■商品のレベル向上に驚き 加藤さん

 AKISHOPが始まった当初から商品開発に協力しているのが秋田市の「たけや製パン」だ。加藤勇人営業部次長(50)は「最近は商品のレベルも上がってきていて驚きますよ」と目を細める。

 今年、同社では生徒が提案した三つの商品を製造。完成まで生徒と修正を繰り返した。「高校生のアイデアに、売れるためのスパイスを加えるのが腕の見せどころ。価格を抑え、どこを工夫したら売れそうかアドバイスする。試行錯誤しながら完成に近づけていくことは、生徒にとって重要な経験になる」と力を込める。

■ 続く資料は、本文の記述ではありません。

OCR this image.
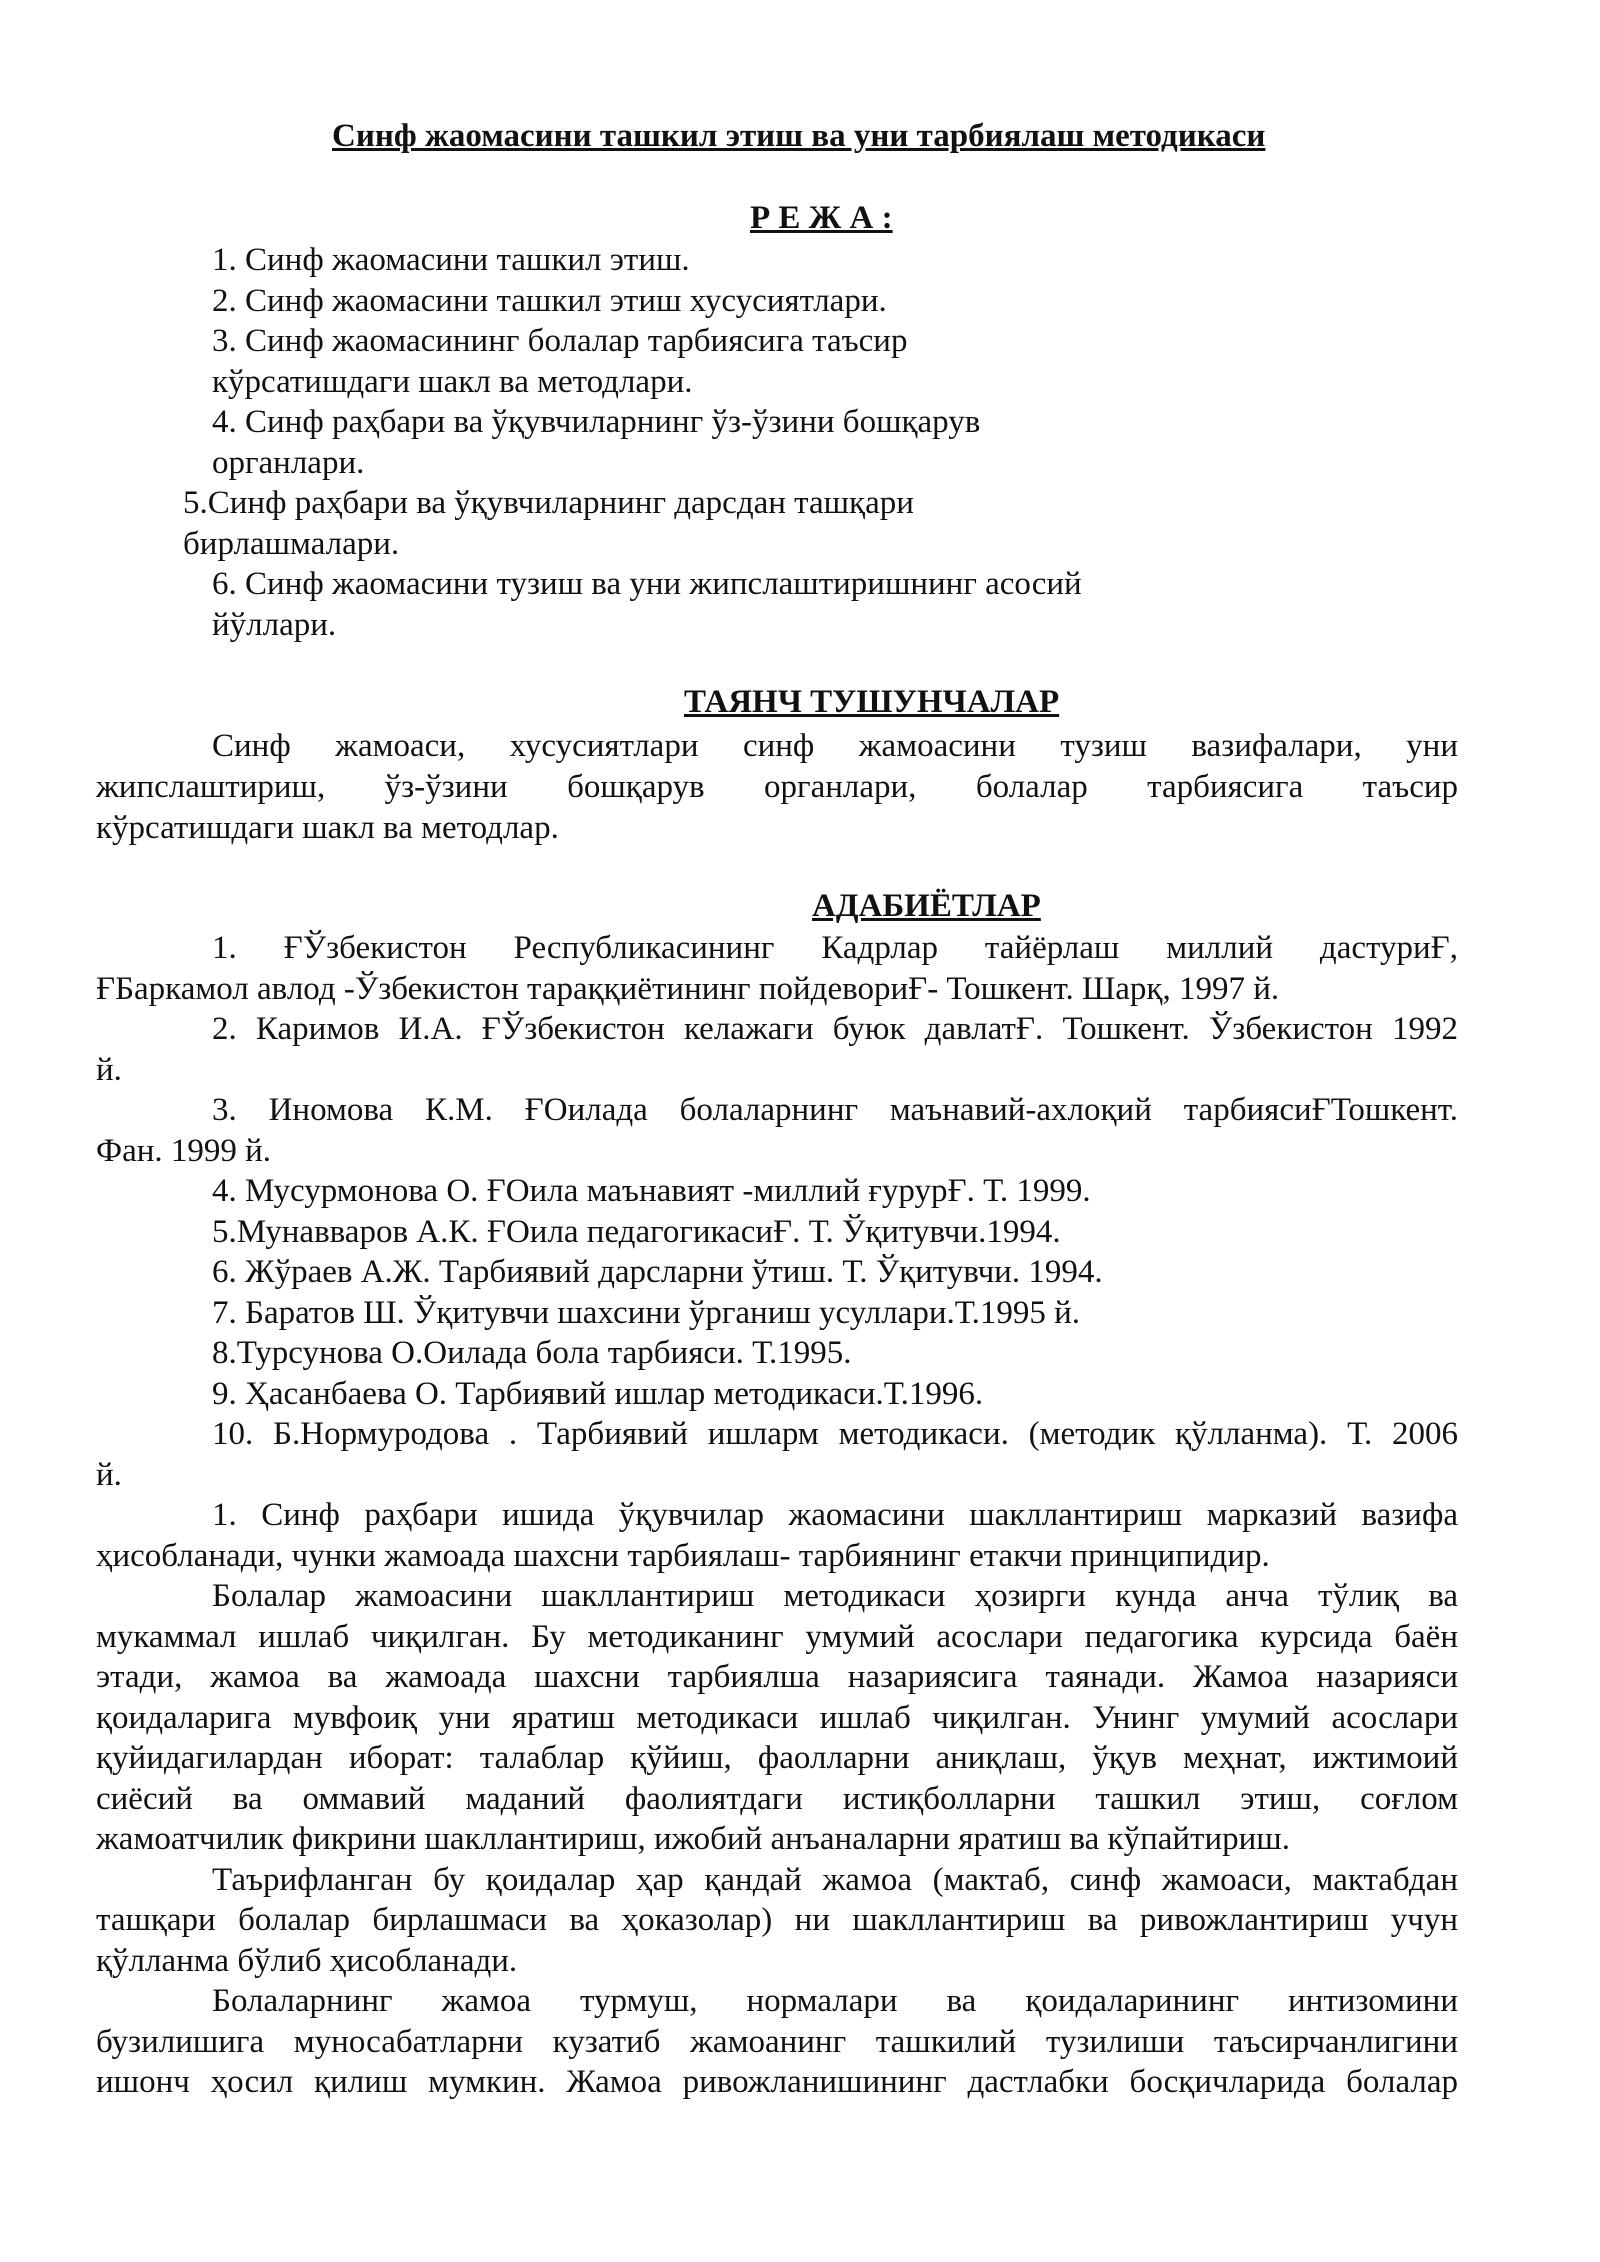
Синф жаомасини ташкил этиш ва уни тарбиялаш методикаси

Р Е Ж А :

1. Синф жаомасини ташкил этиш.

2. Синф жаомасини ташкил этиш хусусиятлари.

3. Синф жаомасининг болалар тарбиясига таъсир

кўрсатишдаги шакл ва методлари.

4. Синф раҳбари ва ўқувчиларнинг ўз-ўзини бошқарув

органлари.

5.Синф раҳбари ва ўқувчиларнинг дарсдан ташқари

бирлашмалари.

6. Синф жаомасини тузиш ва уни жипслаштиришнинг асосий

йўллари.

ТАЯНЧ ТУШУНЧАЛАР

Синф жамоаси, хусусиятлари синф жамоасини тузиш вазифалари, уни

жипслаштириш, ўз-ўзини бошқарув органлари, болалар тарбиясига таъсир

кўрсатишдаги шакл ва методлар.

АДАБИЁТЛАР

1. ҒЎзбекистон Республикасининг Кадрлар тайёрлаш миллий дастуриҒ,

ҒБаркамол авлод -Ўзбекистон тараққиётининг пойдевориҒ- Тошкент. Шарқ, 1997 й.

2. Каримов И.А. ҒЎзбекистон келажаги буюк давлатҒ. Тошкент. Ўзбекистон 1992

й.

3. Иномова К.М. ҒОилада болаларнинг маънавий-ахлоқий тарбиясиҒТошкент.

Фан. 1999 й.

4. Мусурмонова О. ҒОила маънавият -миллий ғурурҒ. Т. 1999.

5.Мунавваров А.К. ҒОила педагогикасиҒ. Т. Ўқитувчи.1994.

6. Жўраев А.Ж. Тарбиявий дарсларни ўтиш. Т. Ўқитувчи. 1994.

7. Баратов Ш. Ўқитувчи шахсини ўрганиш усуллари.Т.1995 й.

8.Турсунова О.Оилада бола тарбияси. Т.1995.

9. Ҳасанбаева О. Тарбиявий ишлар методикаси.Т.1996.

10. Б.Нормуродова . Тарбиявий ишларм методикаси. (методик қўлланма). Т. 2006

й.

1. Синф раҳбари ишида ўқувчилар жаомасини шакллантириш марказий вазифа

ҳисобланади, чунки жамоада шахсни тарбиялаш- тарбиянинг етакчи принципидир.

Болалар жамоасини шакллантириш методикаси ҳозирги кунда анча тўлиқ ва

мукаммал ишлаб чиқилган. Бу методиканинг умумий асослари педагогика курсида баён

этади, жамоа ва жамоада шахсни тарбиялша назариясига таянади. Жамоа назарияси

қоидаларига мувфоиқ уни яратиш методикаси ишлаб чиқилган. Унинг умумий асослари

қуйидагилардан иборат: талаблар қўйиш, фаолларни аниқлаш, ўқув меҳнат, ижтимоий

сиёсий ва оммавий маданий фаолиятдаги истиқболларни ташкил этиш, соғлом

жамоатчилик фикрини шакллантириш, ижобий анъаналарни яратиш ва кўпайтириш.

Таърифланган бу қоидалар ҳар қандай жамоа (мактаб, синф жамоаси, мактабдан

ташқари болалар бирлашмаси ва ҳоказолар) ни шакллантириш ва ривожлантириш учун

қўлланма бўлиб ҳисобланади.

Болаларнинг жамоа турмуш, нормалари ва қоидаларининг интизомини

бузилишига муносабатларни кузатиб жамоанинг ташкилий тузилиши таъсирчанлигини

ишонч ҳосил қилиш мумкин. Жамоа ривожланишининг дастлабки босқичларида болалар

 近年は商品のコンセプトが明確化していると感じるという。「以前は『こんなパンが食べたい』と話すだけだったのが、最近は、どんな人に売りたいか、何が商品のPRポイントなのかなどを絞り込んでいる。学んだ知識を生かしている」と感心する。毎年、生徒たちの案を楽しみにしており、「若い世代が何に関心を持ち、どんな商品を求めているか知ることができて面白い。今後も協力していけたら」と話した。

■PRの方法にも「時代性」 佐藤さん

 秋田商業高OBも協力している。AKISHOPのチラシ製作などを担っている同市の広告代理店「アイキアプランニング」の佐藤拓也さん(25)はチラシのデザインを考えたり、商品の写真撮影をサポートしたりし、効果的なPRの方法を指導している。

 「お菓子の写真なら、そのまま撮るより、切って断面を見せた方が分かりやすい」。こんなふうに生徒と会話しながら、どうしたら良くなるか考えてもらうよう心掛けている。最近は写真共有アプリ「インスタグラム」を意識したカラフルな商品が多く、「時代性が表れて面白い」と話す。

 自身も社会人になり、AKISHOPの意義を改めて感じるという。「企業と一緒に商品の企画から販売まで体験できることはなかなかない。この活動を通じ、生徒が社会に出てからの自分の姿を思い描くきっかけになればいい」とエールを送った。